Delhi's sprawling suburbs keep expanding southward, impervious of the remnants of the ancient cities they surround. Die-hard historians may feel impelled to visit the ruins of Siri (the second city), Tughlaqabad (the third), and Jahanpanah (the fourth), but the principal attraction here is the Qutb Complex , built in the area that comprised the first city of Delhi. Located in Mehrauli Archaeological Park, it has a number of historic sites centered around the Dargah of Qutb Sahib, as well as a number of cafes and boutiques frequented by Delhi's well-heeled.
Nearby is Hauz Khas on the Delhi-Mehrauli road. Once a village, Haus Khas is now a gentrified upmarket suburb known more for its glossy boutiques and restaurants than for its 14th-century reservoir and ruins, including the tomb of Feroze Shah Tughlaq (Rs 100/$2.45/£1.25). If you happen to have a train fetish (although just traveling by train on India will probably sort that out), you shouldn't miss The National Railway Museum (tel. 011/2688-1816; Rs 10/25¢/15p; Tues-Sun 9:30am-7:30pm, closes 5pm in winter), said to be one of the world's most impressive -- hardly surprising given India's huge network. You can ogle all kinds of saloon cars and locomotives, and even swoon at models trains and railway maps of yore. It is situated southwest of Lodi Gardens, on Chanakyapuri.

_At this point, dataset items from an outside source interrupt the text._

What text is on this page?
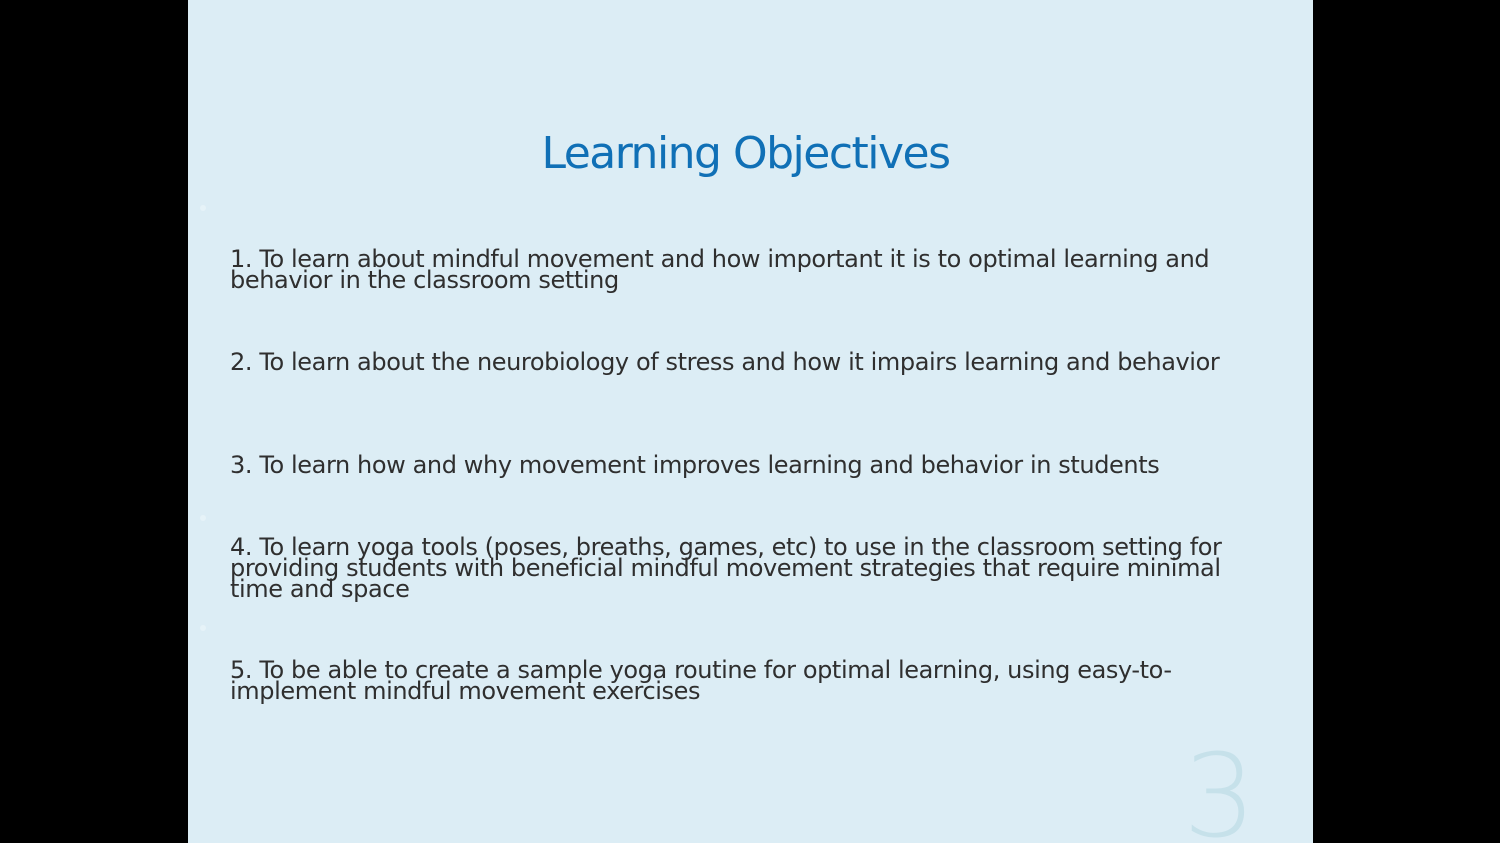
Learning Objectives
1. To learn about mindful movement and how important it is to optimal learning and behavior in the classroom setting
2. To learn about the neurobiology of stress and how it impairs learning and behavior
3. To learn how and why movement improves learning and behavior in students
4. To learn yoga tools (poses, breaths, games, etc) to use in the classroom setting for providing students with beneficial mindful movement strategies that require minimal time and space
5. To be able to create a sample yoga routine for optimal learning, using easy-to-implement mindful movement exercises
3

If you've traveled this far south, why not head a little east to the Bahá'i House of Worship, or "Lotus Temple," where 27 huge and beautiful marble "petals" create the lotus-shaped dome. Often likened to a miniversion of the Sydney Opera House, this contemporary temple invites people of all faiths for worship. It's sometimes described as a modern counterpoint to the Taj, but unlike the Taj, it's more photogenic than it appears in real life, with a lack of detailing and a drab interior (Kalkaji; tel. 011/2644-4029; Apr-Oct Tues-Sun 9am-7pm, Nov-Mar Tues-Sun 9:30am-5:30pm).